Age 18 years or older
Willing and able to provide written informed consent
Histologically confirmed aggressive NHL, including the following types defined by the World Health Organization (WHO 2017):
- DLBCL
- DLBCL arising from follicular lymphoma (Transformed FL)
- Primary mediastinal (thymic) large B-cell lymphoma
- High-grade large B-cell lymphoma with or without MYC and BCL2 and/or BCL6 rearrangement
- Grade 3b follicular lymphoma/Large cell follicular lymphoma
Received at least 1 prior line of therapy. Prior therapy must have included:
- Anti-CD20 monoclonal antibody
- An anthracycline containing chemotherapy regimen
- Participants with TFL must have received at least one of their prior lines of therapy after transformation to DLBCL
Relapsed or refractory disease, defined by the following:
- Disease progression after last regimen (including salvage therapy after autologous stem cell transplantation [ASCT]). In participants who have only received front-line therapy, progression should be ≤12 months of first-line therapy.
- In patients who received two or more lines of therapy, refractory disease is defined as failure to achieve a CR to last line of therapy (including CAR T and/or salvage therapy).
- In patients who received one line of therapy, refractory disease is defined as failure to achieve at least a PR after at least 4 cycles of therapy
At least 1 measurable lesion (the Lugano classification). Lesions that have been previously irradiated will be considered measurable only if progression has been documented following completion of radiation therapy
Eastern Cooperative Oncology Group (ECOG) performance status of 0 or 1
Absolute neutrophil count (ANC) ≥ 1000/uL Other protocol-defined criteria apply.

Exclusion Criteria:

History of malignancy other than non-melanoma skin cancer or carcinoma in situ (e.g., cervix, bladder, breast) unless disease-free for at least 3 years. Participants who have received therapy for a prior malignancy within the prior 3 years, e.g., in the adjuvant setting, are not excluded
Active central nervous system (CNS) involvement by malignancy on magnetic resonance imaging (MRI) or by lumbar puncture. Participants with prior evidence of brain metastasis treated at least 8 weeks prior to enrollment will not be excluded for participation if CNS disease is deemed stable at the time of study enrolment
History of cardiac lymphoma involvement
Ongoing or impending oncologic emergency (e.g., tumor mass effect, tumor lysis syndrome)

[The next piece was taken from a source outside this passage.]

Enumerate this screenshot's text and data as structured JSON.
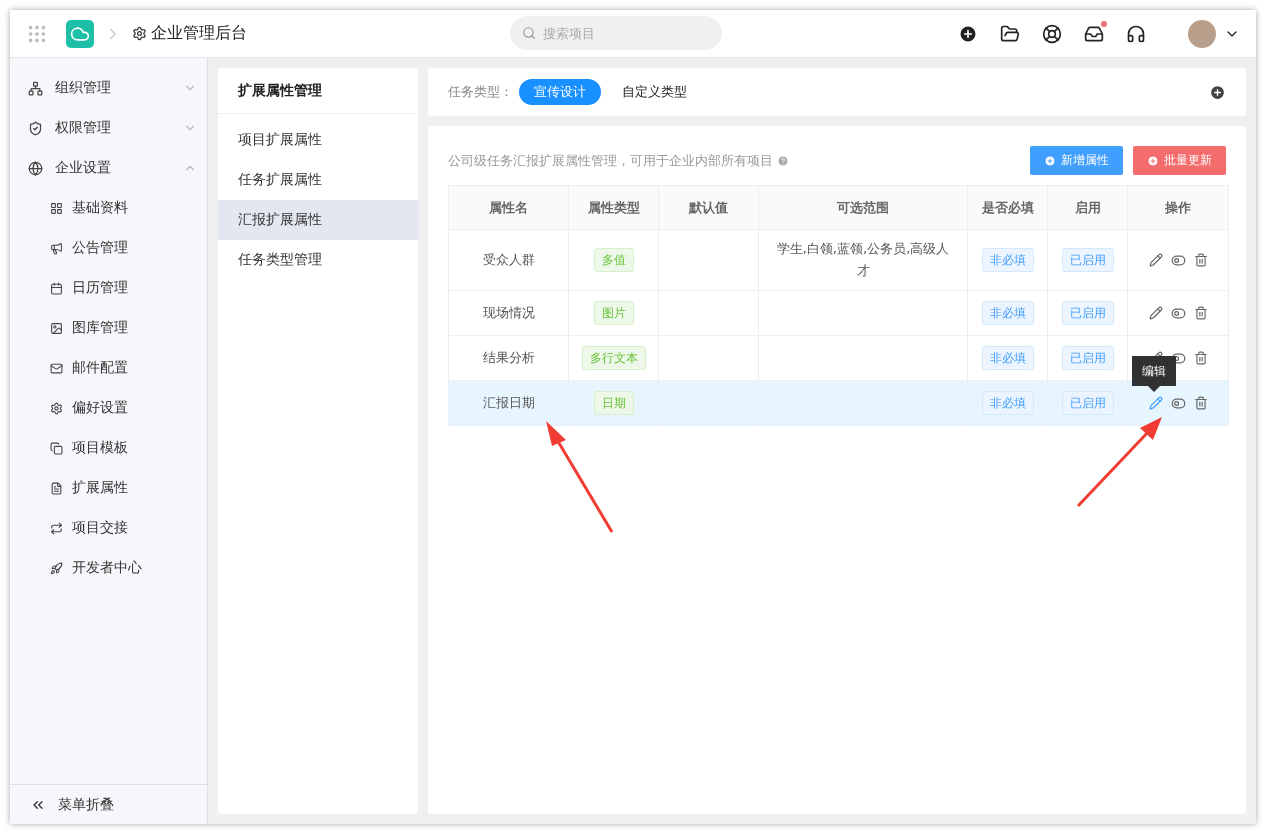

Received the following therapies in the specified time frame prior to enrollment/leukapheresis
- Any systemic therapy within 2 weeks
- Any systemic inhibitory/stimulatory immune checkpoint molecule therapy within 3 half-lives prior to enrollment (e.g., ipilimumab, nivolumab, pembrolizumab, atezolizumab, OX40 agonists, 4- 1BB agonists)
- Fludarabine within 12 weeks
- Alemtuzumab, bendamustine or antithymocyte globuline (ATG) within 6 months
- Any T cell engager/bispecific antibody therapy such as CD20/CD3 or CD19/CD3 bispecific antibodies within 4 weeks
- Any experimental therapy within 4 weeks or 5 half-lives (whichever is shorter)
Received radiation therapy within 3 weeks prior to enrollment
Experiencing non-hematologic toxicities due to prior therapy (stable and recovered to grade ≤ 1 or non- clinically significant toxicities such as alopecia are allowed)
History of allogeneic stem cell or solid organ transplantation
Receipt of autologous stem cell transplantation within 6 weeks prior to enrollment
History of prior genetically modified cell therapy other than a product targeting CD19 with an FMC63-based CAR (e.g., axicabtagene ciloleucel (axi-cel, YESCARTA®), tisagenlecleucel (tisa-cel, KYMRIAH®), or lisocabtagene maraleucel (liso-cel, BREYANZI®). For all other CAR T cell therapy treatments, discussion with the Sponsor's Medical Monitor is required
Primary immunodeficiency
History of autoimmune disease (e.g., Crohn's disease, rheumatoid arthritis, systemic lupus) resulting in end organ injury or requiring systemic immunosuppression/systemic disease modifying agents within the last 2 years. Participants who have other autoimmune condition(s) considered to be associated with underlying malignancy may be enrolled in the study after discussion with and approval of the Medical Monitor. Other protocol-defined criteria apply.